Si es
verdad eso de que “Dios los hace y ellos se juntan”, debe haber entonces
también una cláusula en la que se estipula que es imposible separarse, una vez
encontrados. Como manadas de lobos que no aprenden a convivir entre ardillitas
o peces dentro de bolsas de plástico, la gente nos hacemos de un modo y, desde
que encontramos ese carácter que habrá de definirnos para siempre, no nos
dedicamos más que a embonar y a tratar de embonar, aunque sea a la fuerza.
No faltará
quien diga que su vida es la búsqueda de la felicidad, propia y ajena, o dejar
un mundo mejor. Patrañas. Gastamos más nuestro tiempo aprendiendo a sentirnos
agusto o no entre extraños, que a construir obras maestras o productos que
hagan del mundo un hogar menos dañino. Tal vez por eso nos gusta pensar que
todos los genios fueron solitarios, porque la energía que poseyeron la
enfocaron en sus pasiones, proyectos, trabajo… no sé, todo eso que le
envidiamos de vez en cuando a los que son capaces de completar una tarea, la
que sea.
Los que
nos sentimos como La cosa perdida, deformidades de bicho raro o no, nos
admitimos un día que somos así como somos ahora y que podríamos cambiar
aspectos de afuera y de adentro, mas al final del día no quedaría otro despojo,
excepto el que ya mostramos. Tan sólo con un listón más amarillo que el
anterior, o un diente sin esquina rota. Gran cosa. Y sólo hay pocos rincones a
los que se nos permite entrar, en donde el ruido de la voz no molesta, ni el
olor, ni los pasos con las talones demasiado marcados. Ahí nos escucha gente
que sí nos quiere escuchar, que tiene la misma sordera del mismo oído, que se
ríe de las mismas tragedias, que no soporta la felicidad corriente, ajena sobre
todo, y se nos olvida que somos mezquinos, oscuros, polvorientos. Inadecuados.
Hasta que
el camino intenta reformarnos, nos pone a un lado de los otros, de los
iluminados, y nos muestra esa parcela verde esponjada, casi artificial, de la
que hemos escuchado hablar pero no la creemos. Sí existe. Sí tiene agua, nubes,
aire. Se puede vivir ahí. Hay espacio para nosotros. Entramos con cuidado,
porque pensamos que padecemos el Síndrome de Atila, que todo lo que tocamos es
como Midas pero en reversa y que de un momento a otro vamos a arruinarlo todo
porque no hay para dónde ir una vez que nos ofrecen la bonanza. Queremos huir,
no nos dejan; nos quieren ayudar. ¿Y sabe qué? Lo permitimos. Todo cambio es
posible, la cuesta es hacia arriba, nos tienen fe. Valemos la pena.
Sim embargo,
es imposible negar los orígenes y habrá una fractura, pequeña e imperceptible
al comienzo, que rasgará el hueso entero y frenará el camino exponiendo que,
como en todo en la vida, tenemos dos caminos: el nuevo y el del cual venimos.
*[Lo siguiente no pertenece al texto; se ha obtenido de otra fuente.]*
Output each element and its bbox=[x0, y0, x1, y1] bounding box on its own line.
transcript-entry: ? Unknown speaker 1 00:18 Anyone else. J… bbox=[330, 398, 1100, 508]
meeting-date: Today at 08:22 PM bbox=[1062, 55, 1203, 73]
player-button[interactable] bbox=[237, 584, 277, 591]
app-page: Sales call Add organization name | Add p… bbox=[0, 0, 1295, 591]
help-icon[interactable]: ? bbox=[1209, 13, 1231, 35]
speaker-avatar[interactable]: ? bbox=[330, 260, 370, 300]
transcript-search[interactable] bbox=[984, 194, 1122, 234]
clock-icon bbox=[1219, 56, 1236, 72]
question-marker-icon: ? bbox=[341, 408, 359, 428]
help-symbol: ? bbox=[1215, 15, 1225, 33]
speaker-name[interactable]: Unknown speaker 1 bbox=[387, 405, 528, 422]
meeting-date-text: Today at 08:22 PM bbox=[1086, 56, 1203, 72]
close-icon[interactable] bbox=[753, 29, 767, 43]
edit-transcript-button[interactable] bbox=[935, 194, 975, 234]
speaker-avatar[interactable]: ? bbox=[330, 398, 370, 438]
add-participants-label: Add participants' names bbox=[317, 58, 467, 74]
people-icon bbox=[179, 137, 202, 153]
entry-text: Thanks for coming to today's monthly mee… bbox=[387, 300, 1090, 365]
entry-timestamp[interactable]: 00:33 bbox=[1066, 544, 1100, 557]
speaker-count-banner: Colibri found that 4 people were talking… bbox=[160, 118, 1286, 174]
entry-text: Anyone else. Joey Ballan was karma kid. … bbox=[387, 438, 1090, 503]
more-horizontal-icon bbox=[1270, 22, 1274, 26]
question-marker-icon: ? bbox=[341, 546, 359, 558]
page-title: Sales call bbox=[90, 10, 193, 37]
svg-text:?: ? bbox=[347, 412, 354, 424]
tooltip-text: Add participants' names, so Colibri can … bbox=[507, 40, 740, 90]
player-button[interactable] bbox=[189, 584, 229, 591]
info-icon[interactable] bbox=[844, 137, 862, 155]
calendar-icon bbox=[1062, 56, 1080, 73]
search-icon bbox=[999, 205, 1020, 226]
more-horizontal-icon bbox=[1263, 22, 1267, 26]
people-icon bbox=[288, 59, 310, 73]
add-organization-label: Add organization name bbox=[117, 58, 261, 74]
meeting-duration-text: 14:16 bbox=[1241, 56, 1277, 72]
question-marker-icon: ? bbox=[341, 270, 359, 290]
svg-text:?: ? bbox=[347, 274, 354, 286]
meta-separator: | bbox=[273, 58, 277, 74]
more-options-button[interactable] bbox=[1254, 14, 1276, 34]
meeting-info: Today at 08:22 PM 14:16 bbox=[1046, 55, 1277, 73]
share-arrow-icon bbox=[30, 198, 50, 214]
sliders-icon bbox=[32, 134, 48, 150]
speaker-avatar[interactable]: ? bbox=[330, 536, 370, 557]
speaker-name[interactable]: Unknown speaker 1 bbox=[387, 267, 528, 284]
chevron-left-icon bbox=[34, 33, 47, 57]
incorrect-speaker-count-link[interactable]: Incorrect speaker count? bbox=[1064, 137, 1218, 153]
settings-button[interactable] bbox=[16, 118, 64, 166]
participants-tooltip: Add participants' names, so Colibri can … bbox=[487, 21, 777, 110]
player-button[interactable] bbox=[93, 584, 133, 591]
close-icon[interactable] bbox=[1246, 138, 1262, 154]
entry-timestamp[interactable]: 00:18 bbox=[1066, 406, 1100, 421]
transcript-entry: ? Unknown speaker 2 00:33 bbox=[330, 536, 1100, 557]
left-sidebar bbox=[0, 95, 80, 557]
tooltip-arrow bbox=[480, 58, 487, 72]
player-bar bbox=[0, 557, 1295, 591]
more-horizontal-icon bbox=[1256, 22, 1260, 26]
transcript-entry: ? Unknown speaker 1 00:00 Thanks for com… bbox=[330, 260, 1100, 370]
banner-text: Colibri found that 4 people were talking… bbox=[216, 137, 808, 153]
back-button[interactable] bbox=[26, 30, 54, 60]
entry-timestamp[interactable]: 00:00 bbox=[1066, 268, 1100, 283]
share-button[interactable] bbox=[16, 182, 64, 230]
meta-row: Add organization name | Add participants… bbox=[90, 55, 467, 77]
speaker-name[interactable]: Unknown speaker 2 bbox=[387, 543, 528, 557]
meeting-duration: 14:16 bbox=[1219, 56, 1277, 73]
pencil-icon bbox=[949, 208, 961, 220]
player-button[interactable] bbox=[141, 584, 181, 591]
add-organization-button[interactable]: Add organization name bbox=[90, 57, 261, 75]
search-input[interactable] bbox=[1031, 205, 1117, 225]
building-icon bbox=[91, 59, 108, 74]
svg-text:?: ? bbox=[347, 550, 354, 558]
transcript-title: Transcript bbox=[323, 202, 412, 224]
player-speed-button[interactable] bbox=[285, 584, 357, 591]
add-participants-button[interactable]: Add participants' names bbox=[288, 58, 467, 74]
Igual que Elaine Benes lo intenta en cierto capítulo de Seinfeld, aceptamos que
los antiguos modos eran incorrectos, y que por lo tanto habrá que seguir por
donde ahora nos guían buenas manos. Y como Elaine, fracasaremos.
Porque no
importa si es por comer aceitunas sin permisa, o por ser demasiado agresiva con
los nuevos amigos, o porque en realidad nunca hubo espacio para nosotros, el
universo perfecto nos enseñará que no tenemos cabida, que la dolencia se llama Síndrome
de Elaine, y que tendremos que volver.
Volver.
Volver.
Salud.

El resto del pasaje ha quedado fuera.